Vale lembrar: no campo da educação, os bebês e as crianças são submetidas a uma moral disciplinar que exige o controle do corpo e da mente. Exigências que os impedem de ter prazer com o próprio corpo. Chupar o dedo é prazeroso e o bebê claramente indica isso. Os adultos impedem o bebê de chupar o dedo justamente por isso? Por que lhe dá prazer? Prazer dele com ele mesmo? E mais, é um prazer que ele mesmo controla, tira e põe o dedo na boca quando escolhe fazê-lo. No caso da chupeta, é o adulto que a fornece, e supostamente controla seu uso. O bebê sendo levado para passear no carrinho, fazendo compras com o adulto, no restaurante, muitas vezes é visto com a chupeta na boca, provavelmente com o objetivo de ajudá-lo a dormir ou ocupar sua atenção. Vocês se lembram de ter visto bebês nestas ocasiões com o dedo na boca? De modo geral, crianças maiores chupam o dedo na intimidade – na hora de dormir – ou quando estão sob alguma forma de pressão. Nossa experiência é que a chupeta é mais tolerada porque pode, em princípio, ser administrada pelo adulto. E não faz parte do próprio corpo.

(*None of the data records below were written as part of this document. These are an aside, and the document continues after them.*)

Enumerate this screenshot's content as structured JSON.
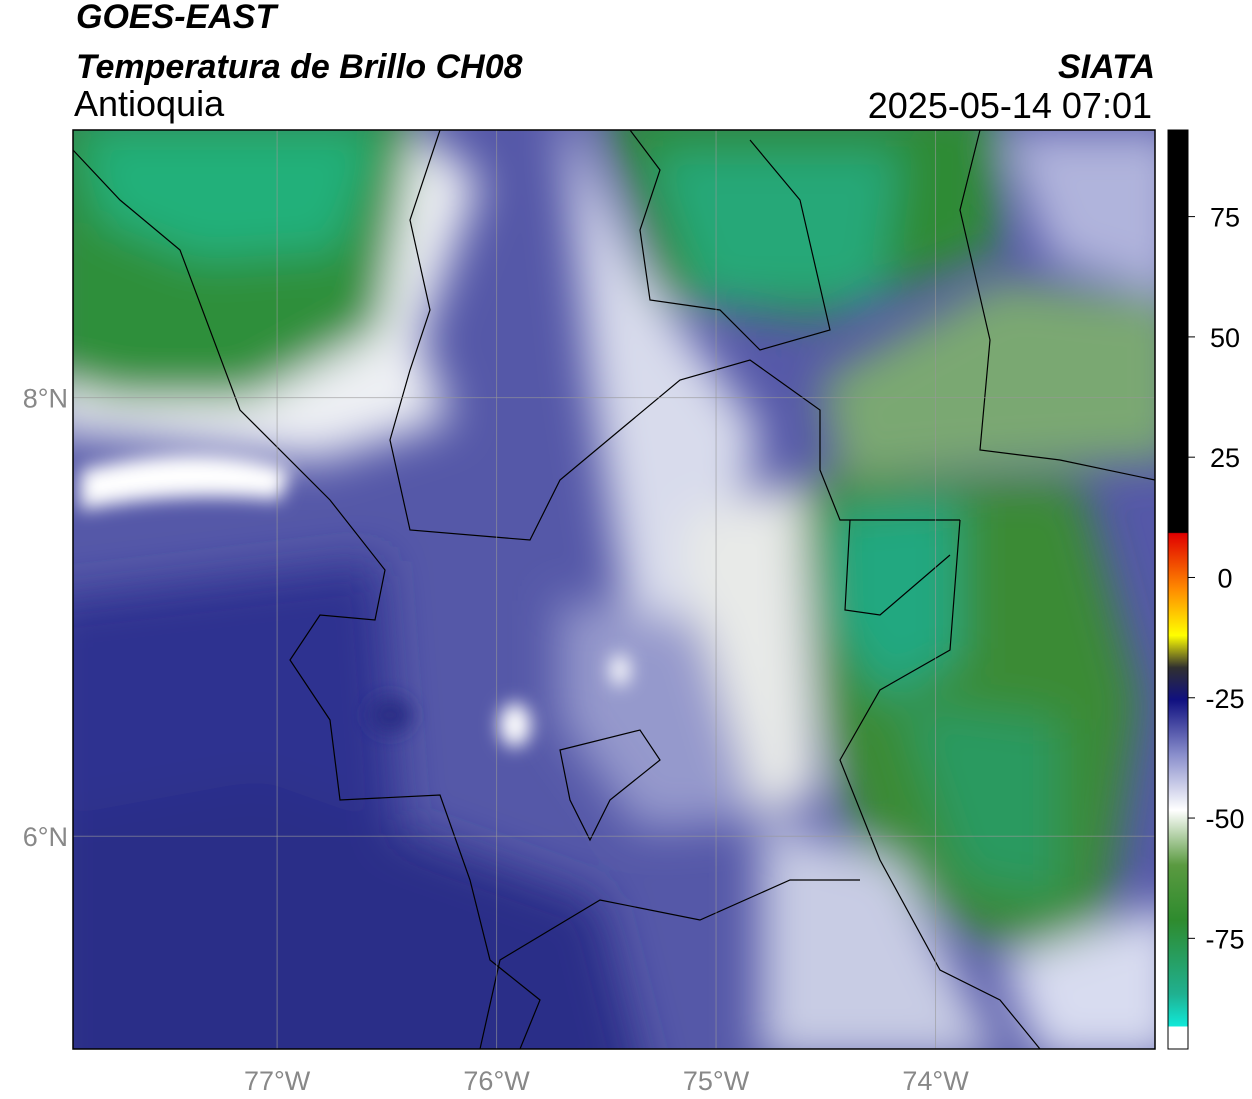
{
  "header": {
    "title": "GOES-EAST",
    "subtitle": "Temperatura de Brillo CH08",
    "region": "Antioquia",
    "source": "SIATA",
    "timestamp": "2025-05-14 07:01"
  },
  "map": {
    "xlim": [
      -77.93,
      -73.0
    ],
    "ylim": [
      5.03,
      9.22
    ],
    "xticks": [
      {
        "value": -77,
        "label": "77°W"
      },
      {
        "value": -76,
        "label": "76°W"
      },
      {
        "value": -75,
        "label": "75°W"
      },
      {
        "value": -74,
        "label": "74°W"
      }
    ],
    "yticks": [
      {
        "value": 6,
        "label": "6°N"
      },
      {
        "value": 8,
        "label": "8°N"
      }
    ],
    "grid": true
  },
  "colorbar": {
    "lim": [
      -98,
      93
    ],
    "ticks": [
      75,
      50,
      25,
      0,
      -25,
      -50,
      -75
    ]
  }
}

Não fica em jogo aqui se os pais devem/podem oferecer a chupeta. Evidente que podem se assim o quiserem. A questão está em proibir o bebê de manter um gesto espontâneo, descoberto por si mesmo, e realizado com suas próprias competências. A questão está no fato de o gesto ser moralizado, visto como impróprio, como problemático, quando não o é. Pelo contrário, é saudável, bem-vindo e apropriado. É uma conquista.
Nós, adultos, gostamos de receber uma massagem, coçar o nariz, roer as unhas, mascar chiclete… por sorte esses impulsos não são cerceados pela moral vigente. Se o bebê pudesse falar, o que ele diria quando os adultos tiram seu dedo da boca ou mesmo o impedem de levá-lo até ela?